文明のターンテーブルThe Turntable of Civilization

日本の時間、世界の時間。
The time of Japan, the time of the world

Close resemblance to the Kono statement on the comfort women issue

2023年04月16日 14時44分19秒 | 全般

The following is from an article by Masamune Wada, a member of the House of Councilors, published by Hanada Plus.
The first answer in the history of the Diet! Foreign Minister Hayashi says, "There is no document within the ministry that serves as the basis for the Nanjing Incident."
"The Japanese government cannot deny that noncombatants were killed after the Japanese army entered Nanjing." When I asked him about the basis for this view, he answered for the first time in the history of the Diet.
table of contents
● Is there a document that serves as the basis for the statements made by the government as a whole?
● Close resemblance to the Kono statement on the comfort women issue
● Some statements in the Murayama Statement were written without basis.
● "If you can't define it, you should delete it."
Is there a document that serves as the basis for the statement by the government as a whole?
At a House of Councilors Accounts Committee session last week, when I asked about the grounds for the Japanese government's views on the Battle of Nanking, I received an answer for the first time in the history of the Diet.

Documents that serve as the basis for the government's statement on the Ministry of Foreign Affairs website, etc., that "the Japanese government cannot deny that noncombatants were killed after the Japanese army entered Nanjing." Foreign Minister Yoshimasa Hayashi replied, "I cannot confirm the one created by the Ministry of Foreign Affairs."

The issue of the government's view on the Battle of Nanjing came to light when Kenichi ARA, a researcher on modern and contemporary history, asked the Ministry of Foreign Affairs to release the documents on which it was based last March and received a response January of this year stating that it had decided not to disclose the papers because it could not confirm the existence of the relevant documents.

When Mr. ARA asked me if it was possible to correct a statement on the Ministry of Foreign Affairs website that had no basis, I began communicating the facts with the Ministry of Foreign Affairs. 
The Ministry of Foreign Affairs indicated that there was no document within the Ministry of Foreign Affairs that could serve as the basis for the statement, which was officially confirmed during the parliamentary questioning this time.
In this deliberation, after obtaining an answer as to whether or not the document exists within the Ministry of Foreign Affairs, I asked the government as a whole whether any papers would serve as the basis for the statements. But not only did he answer, "No," for some reason, Minister of Foreign Affairs Hayashi also responded to the question, which I planned for the next question, "Does the entire government have documents that serve as the basis for the statements?"

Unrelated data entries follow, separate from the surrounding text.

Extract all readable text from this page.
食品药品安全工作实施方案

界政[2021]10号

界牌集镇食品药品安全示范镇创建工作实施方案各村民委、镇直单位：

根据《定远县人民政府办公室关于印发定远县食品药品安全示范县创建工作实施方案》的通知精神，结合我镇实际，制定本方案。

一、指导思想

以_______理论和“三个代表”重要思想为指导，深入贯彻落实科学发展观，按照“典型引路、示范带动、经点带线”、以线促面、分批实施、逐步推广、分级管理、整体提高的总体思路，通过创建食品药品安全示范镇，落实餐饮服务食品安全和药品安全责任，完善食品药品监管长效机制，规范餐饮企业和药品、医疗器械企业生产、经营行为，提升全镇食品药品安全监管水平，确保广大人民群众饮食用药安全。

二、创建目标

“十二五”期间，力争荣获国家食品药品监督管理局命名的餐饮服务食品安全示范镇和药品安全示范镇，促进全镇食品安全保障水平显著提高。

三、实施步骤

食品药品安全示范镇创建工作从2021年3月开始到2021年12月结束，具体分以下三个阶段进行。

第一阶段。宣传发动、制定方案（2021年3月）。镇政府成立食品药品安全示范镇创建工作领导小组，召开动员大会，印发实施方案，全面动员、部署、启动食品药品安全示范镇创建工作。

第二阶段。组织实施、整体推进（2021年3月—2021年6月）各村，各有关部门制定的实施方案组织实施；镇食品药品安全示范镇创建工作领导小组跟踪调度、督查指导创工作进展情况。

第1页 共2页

The response was, "The description on the Ministry of Foreign Affairs website, which you just pointed out, is the government's response to the questionnaire decided by the Cabinet on April 24, 2007. However, the recognition shown in the same answer is a comprehensive judgment based on the testimonies of those involved and various materials related to the incident.
Regarding this document, we have not been able to confirm that the Ministry of Foreign Affairs created it, but as a document created by a government agency, it was published in 1975 by the Defense Research Institute, War History Office. I am aware that there is a corresponding description in the first volume of the War History Series: Chinese Incident Army Operation."

Close resemblance to the Kono statement on the comfort women issue

However, the "War History Series: Chinese Incident Army Operation" in this answer was compiled in 1975, 30 years after the end of the war. I ordered all of them from the National Diet Library and read them all. Still, I could not find a clear description from these materials that the Japanese military intentionally killed civilians.

In addition, the "applicable description" in the Foreign Minister's answer seems to be the description that "innocent residents were killed or injured," but this may be written in the context of the Japanese military intentionally killing residents. Instead, it is written on the premise that "noncombatants and residents died as collateral damage." Furthermore, in this "War History Series: Chinese Incident Army Operation," it is clearly stated that "Most of the corpses near Nanjing were the result of combat actions, and it is difficult to say that it was a premeditated and systematic massacre."

What can be said from these is that the government's view on the Battle of Nanking is an "official view" based on things that cannot be confirmed in government-owned documents and are very similar to the statement by Chief Cabinet Secretary Kono on the comfort women issue.

The description on the Ministry of Foreign Affairs website is based on the description of the government's reply to the questionnaire in 2007, "It cannot be denied that noncombatants were killed after the former Japanese army entered Nanjing in 1937." However, what became clear through this question-and-answer session was that no document in the Ministry of Foreign Affairs served as the basis for this and that even in the "War History Series: China Incident Army Operation," which is the basis for this, there was no intentional non-combat. Therefore, the killing of members and residents is not specified.